The Innocents and the Naive

         The governess in Henry James's 1898 The Turn of the Screw, who was named Miss Giddens in Jack Clayton's 1961 The Innocents, was raised to believe. A devout father in a small home raised her with a large family and a Bible. She (Deborah Kerr) had been taught wrong from right, according to Christian doctrine and without an ounce of training in the outside world.

         Christian doctrine alone does not tell one how to deal with a school that expels a child without sufficient explanation. Therefore, when Miles (Martin Stephens), is so expelled, Miss Giddens' lack of reaction in this matter is the first clue that she is probably way in over her head. She does not even write the school asking for a satisfactory explanation for the expulsion.

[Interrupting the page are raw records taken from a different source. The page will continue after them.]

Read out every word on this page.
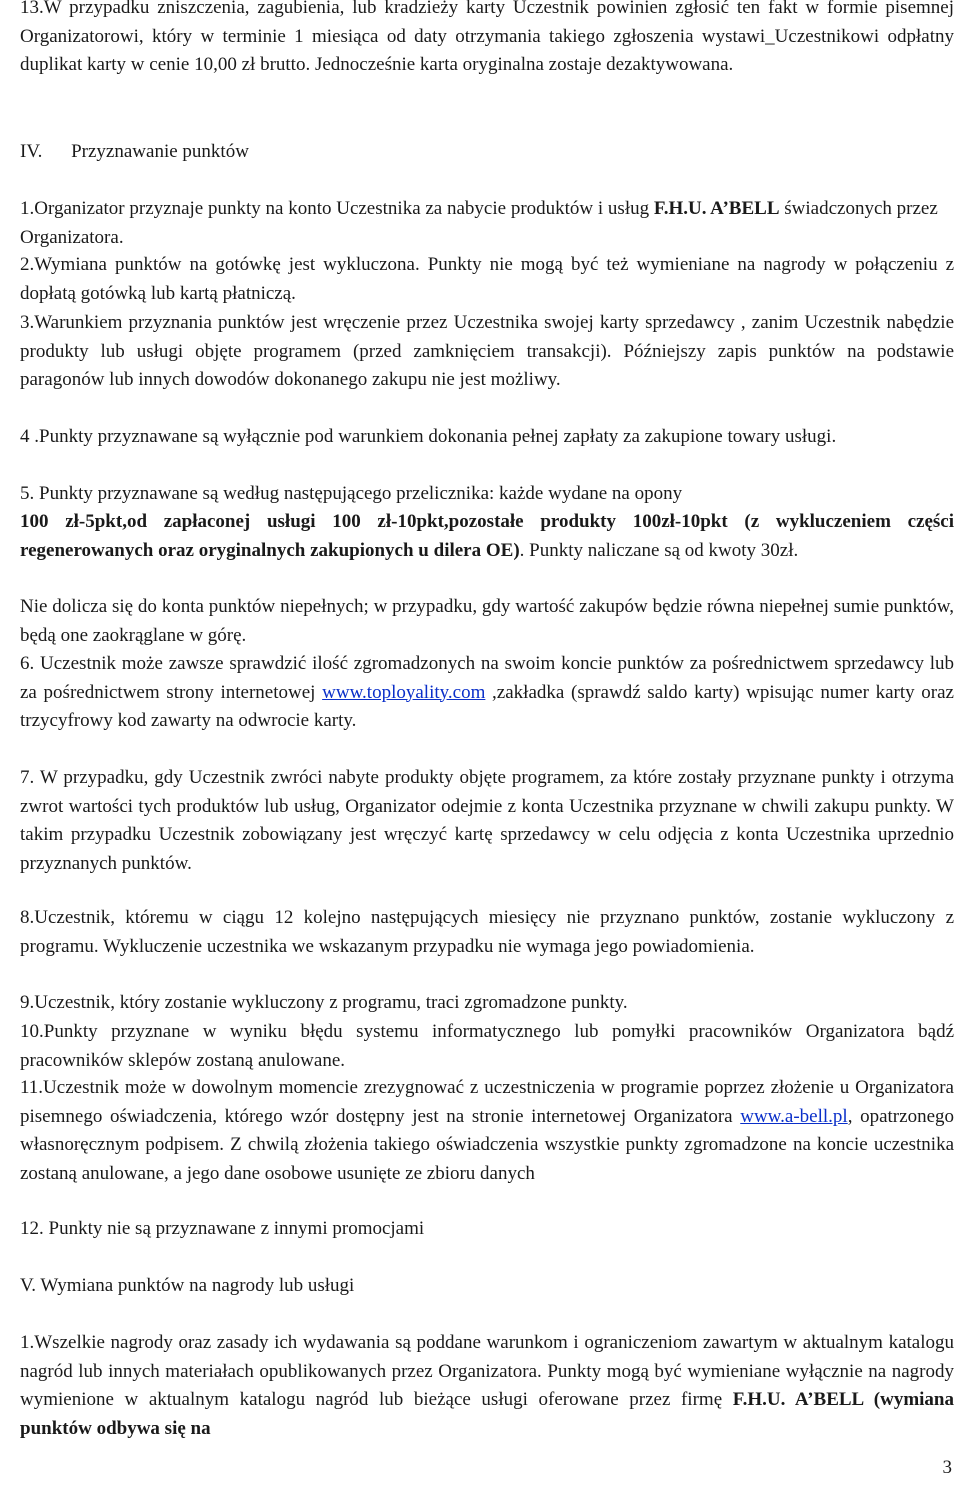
13.W przypadku zniszczenia, zagubienia, lub kradzieży karty Uczestnik powinien zgłosić ten fakt w formie pisemnej Organizatorowi, który w terminie 1 miesiąca od daty otrzymania takiego zgłoszenia wystawi_Uczestnikowi odpłatny duplikat karty w cenie 10,00 zł brutto. Jednocześnie karta oryginalna zostaje dezaktywowana.

IV. Przyznawanie punktów

1.Organizator przyznaje punkty na konto Uczestnika za nabycie produktów i usług F.H.U. A’BELL świadczonych przez Organizatora.

2.Wymiana punktów na gotówkę jest wykluczona. Punkty nie mogą być też wymieniane na nagrody w połączeniu z dopłatą gotówką lub kartą płatniczą.

3.Warunkiem przyznania punktów jest wręczenie przez Uczestnika swojej karty sprzedawcy , zanim Uczestnik nabędzie produkty lub usługi objęte programem (przed zamknięciem transakcji). Późniejszy zapis punktów na podstawie paragonów lub innych dowodów dokonanego zakupu nie jest możliwy.

4 .Punkty przyznawane są wyłącznie pod warunkiem dokonania pełnej zapłaty za zakupione towary usługi.

5. Punkty przyznawane są według następującego przelicznika: każde wydane na opony

100 zł-5pkt,od zapłaconej usługi 100 zł-10pkt,pozostałe produkty 100zł-10pkt (z wykluczeniem części regenerowanych oraz oryginalnych zakupionych u dilera OE). Punkty naliczane są od kwoty 30zł.

Nie dolicza się do konta punktów niepełnych; w przypadku, gdy wartość zakupów będzie równa niepełnej sumie punktów, będą one zaokrąglane w górę.

6. Uczestnik może zawsze sprawdzić ilość zgromadzonych na swoim koncie punktów za pośrednictwem sprzedawcy lub za pośrednictwem strony internetowej www.toployality.com ,zakładka (sprawdź saldo karty) wpisując numer karty oraz trzycyfrowy kod zawarty na odwrocie karty.

7. W przypadku, gdy Uczestnik zwróci nabyte produkty objęte programem, za które zostały przyznane punkty i otrzyma zwrot wartości tych produktów lub usług, Organizator odejmie z konta Uczestnika przyznane w chwili zakupu punkty. W takim przypadku Uczestnik zobowiązany jest wręczyć kartę sprzedawcy w celu odjęcia z konta Uczestnika uprzednio przyznanych punktów.

8.Uczestnik, któremu w ciągu 12 kolejno następujących miesięcy nie przyznano punktów, zostanie wykluczony z programu. Wykluczenie uczestnika we wskazanym przypadku nie wymaga jego powiadomienia.

9.Uczestnik, który zostanie wykluczony z programu, traci zgromadzone punkty.

10.Punkty przyznane w wyniku błędu systemu informatycznego lub pomyłki pracowników Organizatora bądź pracowników sklepów zostaną anulowane.

11.Uczestnik może w dowolnym momencie zrezygnować z uczestniczenia w programie poprzez złożenie u Organizatora pisemnego oświadczenia, którego wzór dostępny jest na stronie internetowej Organizatora www.a-bell.pl, opatrzonego własnoręcznym podpisem. Z chwilą złożenia takiego oświadczenia wszystkie punkty zgromadzone na koncie uczestnika zostaną anulowane, a jego dane osobowe usunięte ze zbioru danych

12. Punkty nie są przyznawane z innymi promocjami

V. Wymiana punktów na nagrody lub usługi

1.Wszelkie nagrody oraz zasady ich wydawania są poddane warunkom i ograniczeniom zawartym w aktualnym katalogu nagród lub innych materiałach opublikowanych przez Organizatora. Punkty mogą być wymieniane wyłącznie na nagrody wymienione w aktualnym katalogu nagród lub bieżące usługi oferowane przez firmę F.H.U. A’BELL (wymiana punktów odbywa się na

3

         In the matter of ghosts, she is completely naïve. In the movie thinks she hears someone calling Flora (Pamela Franklin) when she first enters the property. As strange as this seems to her, it is not a completely uncommon experience for anyone. It just tends to be written off as the imagination. And even though she eventually writes it off as such, one can tell it disturbed her. And like this first experience, not one thing she heard or thought she saw ever struck me as unexplainable or particularly disturbing. (I am a desensitized twenty-first-century student, true, but she was really getting worked up.)

         Anyone who has studied ghosts can tell one that the worst thing one can do is get worked up. One really do lose one's head. Each creak becomes an approaching molester; every shadow turns into a deceased malefactor. Things that normally seem friendly turn frightening. And the more you entertain such ideas, the more power they gain.

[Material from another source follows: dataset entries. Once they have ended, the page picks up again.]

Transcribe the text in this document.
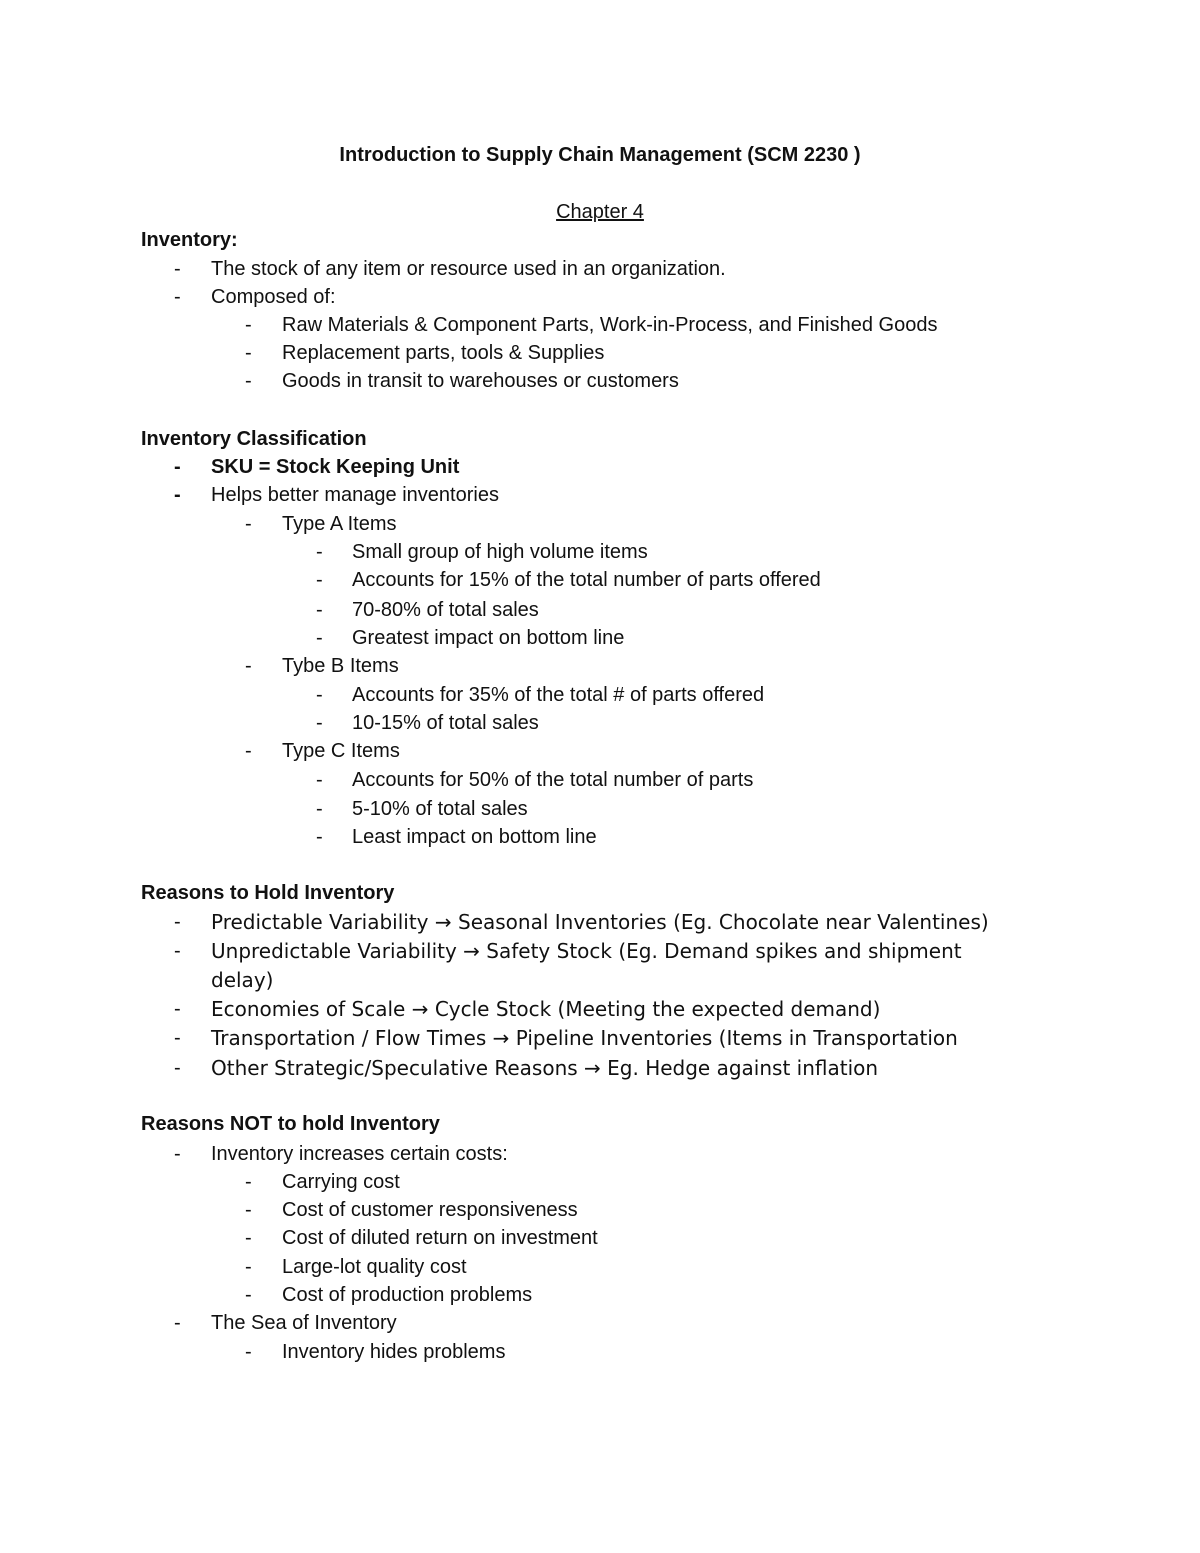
Introduction to Supply Chain Management (SCM 2230 )
Chapter 4
Inventory:
- The stock of any item or resource used in an organization.
- Composed of:
- Raw Materials & Component Parts, Work-in-Process, and Finished Goods
- Replacement parts, tools & Supplies
- Goods in transit to warehouses or customers
Inventory Classification
- SKU = Stock Keeping Unit
- Helps better manage inventories
- Type A Items
- Small group of high volume items
- Accounts for 15% of the total number of parts offered
- 70-80% of total sales
- Greatest impact on bottom line
- Tybe B Items
- Accounts for 35% of the total # of parts offered
- 10-15% of total sales
- Type C Items
- Accounts for 50% of the total number of parts
- 5-10% of total sales
- Least impact on bottom line
Reasons to Hold Inventory
- Predictable Variability → Seasonal Inventories (Eg. Chocolate near Valentines)
- Unpredictable Variability → Safety Stock (Eg. Demand spikes and shipment
delay)
- Economies of Scale → Cycle Stock (Meeting the expected demand)
- Transportation / Flow Times → Pipeline Inventories (Items in Transportation
- Other Strategic/Speculative Reasons → Eg. Hedge against inflation
Reasons NOT to hold Inventory
- Inventory increases certain costs:
- Carrying cost
- Cost of customer responsiveness
- Cost of diluted return on investment
- Large-lot quality cost
- Cost of production problems
- The Sea of Inventory
- Inventory hides problems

         Miss Giddens was right at first to question the housekeeper, Mrs. Grose (Megs Jenkins), about the house and its people; but, towards the end when she suspected that the children were being haunted, she should have at least consulted an outsider. She did consider broaching the local parson about how to deal with ghosts, but she never did. Had she gone to him, he could have potentially dispelled her fears, looked into the house itself, or helped her banish the shades of Peter Quint (Peter Wynegarde) and Miss Jessel (Clytie Jessop). He could have also counseled her on dealing with Miles and the school. Having grown up in a devout family, she should have had an idea how broad the function of the parson was. And if any exorcisms or banishments were needed, then it would be the more experienced parish leader who should decide how to go about it.

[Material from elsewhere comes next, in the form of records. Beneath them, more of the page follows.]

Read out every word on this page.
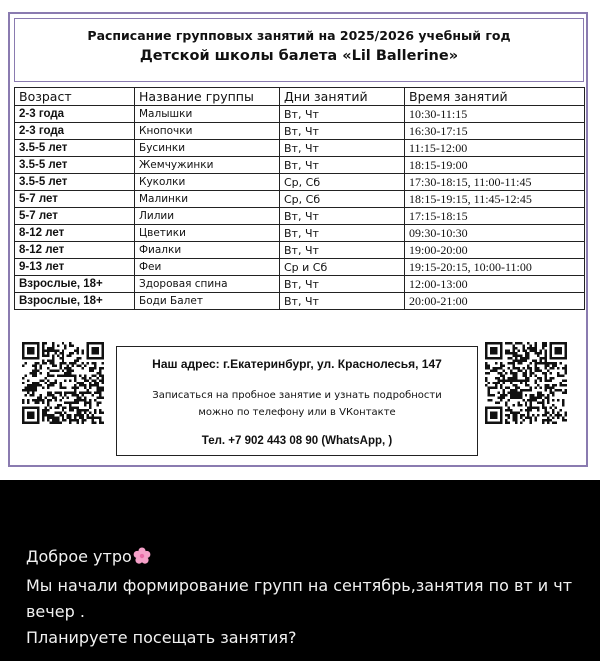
Расписание групповых занятий на 2025/2026 учебный год
Детской школы балета «Lil Ballerine»
Возраст	Название группы	Дни занятий	Время занятий
2-3 года	Малышки	Вт, Чт	10:30-11:15
2-3 года	Кнопочки	Вт, Чт	16:30-17:15
3.5-5 лет	Бусинки	Вт, Чт	11:15-12:00
3.5-5 лет	Жемчужинки	Вт, Чт	18:15-19:00
3.5-5 лет	Куколки	Ср, Сб	17:30-18:15, 11:00-11:45
5-7 лет	Малинки	Ср, Сб	18:15-19:15, 11:45-12:45
5-7 лет	Лилии	Вт, Чт	17:15-18:15
8-12 лет	Цветики	Вт, Чт	09:30-10:30
8-12 лет	Фиалки	Вт, Чт	19:00-20:00
9-13 лет	Феи	Ср и Сб	19:15-20:15, 10:00-11:00
Взрослые, 18+	Здоровая спина	Вт, Чт	12:00-13:00
Взрослые, 18+	Боди Балет	Вт, Чт	20:00-21:00
Наш адрес: г.Екатеринбург, ул. Краснолесья, 147
Записаться на пробное занятие и узнать подробности
можно по телефону или в VКонтакте
Тел. +7 902 443 08 90 (WhatsApp, )
Доброе утро
Мы начали формирование групп на сентябрь,занятия по вт и чт вечер .
Планируете посещать занятия?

         But naïve as she was, she did not realize that she did not have the know-how or experience to determine how to release the children from the ghosts' holds, or even if such a thing were necessary. She was(as we all are) blind to her own ignorance. In the end it was not just her sheltered upbringing that had brought her downfall and tragedy on her charge's head. It was her own hubris in thinking she knew what to do or exactly what was going on.